Nach und nach kamen nun auch die Bewohner aus ihren Häusern, versammelten sich in den Straßen und bereiten ihr Feuerwerk vor. Der Bürgermeister, der sich gut vorbereitet hatte, nahm ein Mikrofon in die Hand und zählte einen Countdown herunter, der über Lautsprecher bis in den letzten Winkel zu hören war.
»Fünf, vier, drei, zwei, eins, null. Frohes neues Jahr!«
Auf diesen Augenblick hatten die Glühwürmchen nur gewartet.

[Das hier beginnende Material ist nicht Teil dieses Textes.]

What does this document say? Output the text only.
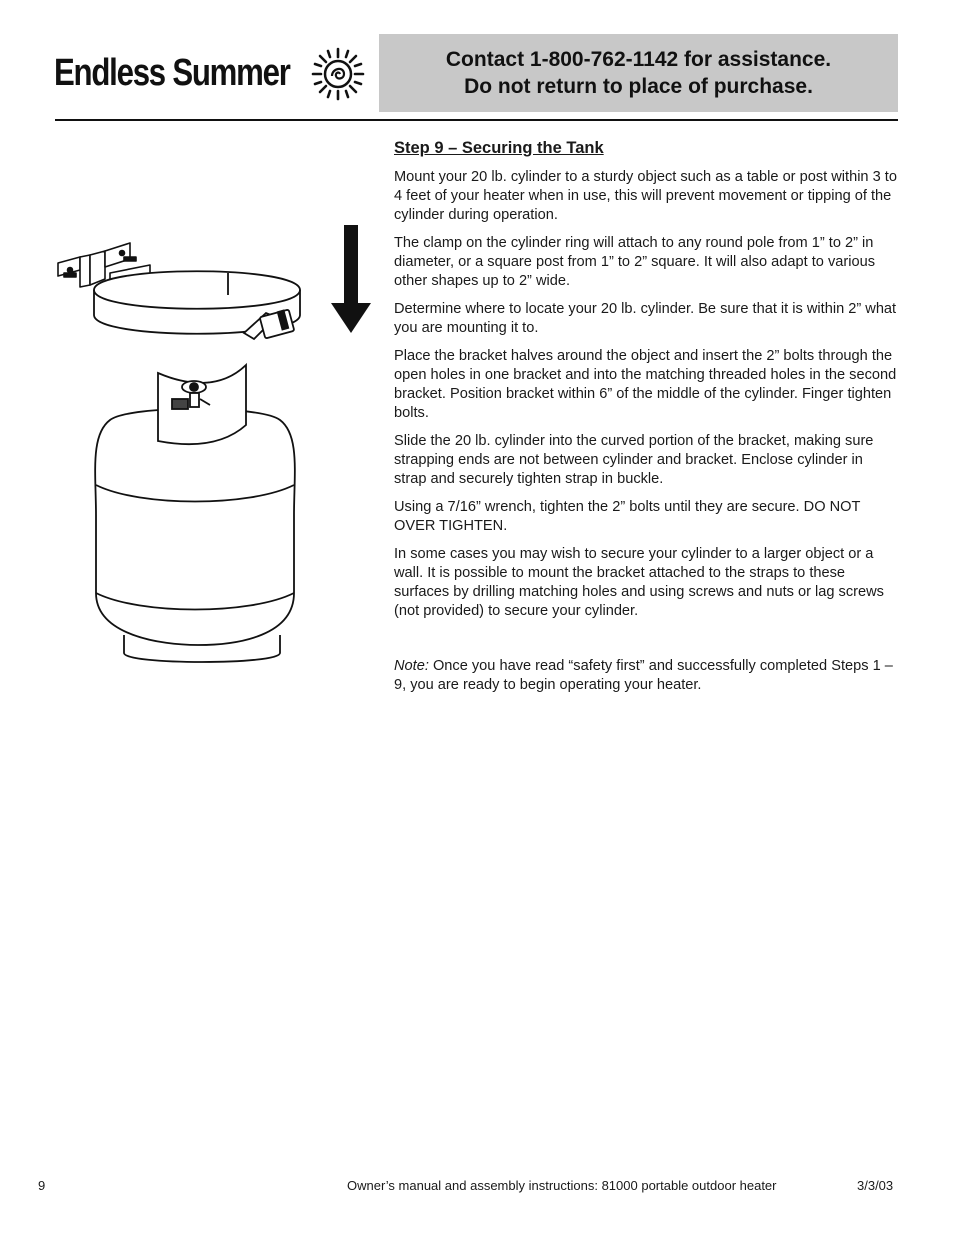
Endless Summer	Contact 1-800-762-1142 for assistance.
Do not return to place of purchase.
Step 9 – Securing the Tank

Mount your 20 lb. cylinder to a sturdy object such as a table or post within 3 to 4 feet of your heater when in use, this will prevent movement or tipping of the cylinder during operation.

The clamp on the cylinder ring will attach to any round pole from 1” to 2” in diameter, or a square post from 1” to 2” square. It will also adapt to various other shapes up to 2” wide.

Determine where to locate your 20 lb. cylinder. Be sure that it is within 2” what you are mounting it to.

Place the bracket halves around the object and insert the 2” bolts through the open holes in one bracket and into the matching threaded holes in the second bracket. Position bracket within 6” of the middle of the cylinder. Finger tighten bolts.

Slide the 20 lb. cylinder into the curved portion of the bracket, making sure strapping ends are not between cylinder and bracket. Enclose cylinder in strap and securely tighten strap in buckle.

Using a 7/16” wrench, tighten the 2” bolts until they are secure. DO NOT OVER TIGHTEN.

In some cases you may wish to secure your cylinder to a larger object or a wall. It is possible to mount the bracket attached to the straps to these surfaces by drilling matching holes and using screws and nuts or lag screws (not provided) to secure your cylinder.

Note: Once you have read “safety first” and successfully completed Steps 1 – 9, you are ready to begin operating your heater.

9	Owner’s manual and assembly instructions: 81000 portable outdoor heater	3/3/03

Sie ließen ihre Lichter aufleuchten, dass sich in Abermillionen Schneeflocken spiegelte, brach und über den ganzen Himmel verteilte. Es wurden eine unglaublich große und grandiose Lichtershow, die kein Feuerwerk der Welt hätte überbieten können. Den Bewohnern der Stadt standen vor Begeisterung die Münder auf. Sie vergaßen sogar, ihre eigene Knaller, Böller und Raketen zu zünden. Diese Silvesternacht wurde zwar still, aber dennoch etwas ganz Besonderes.
Mr. Little blickte mit einem gewissen Stolz auf das Lichtspektakel am Himmel und hoffte insgeheim, man würde jeden Jahreswechsel ohne Lärm, Müll und Gestank auskommen.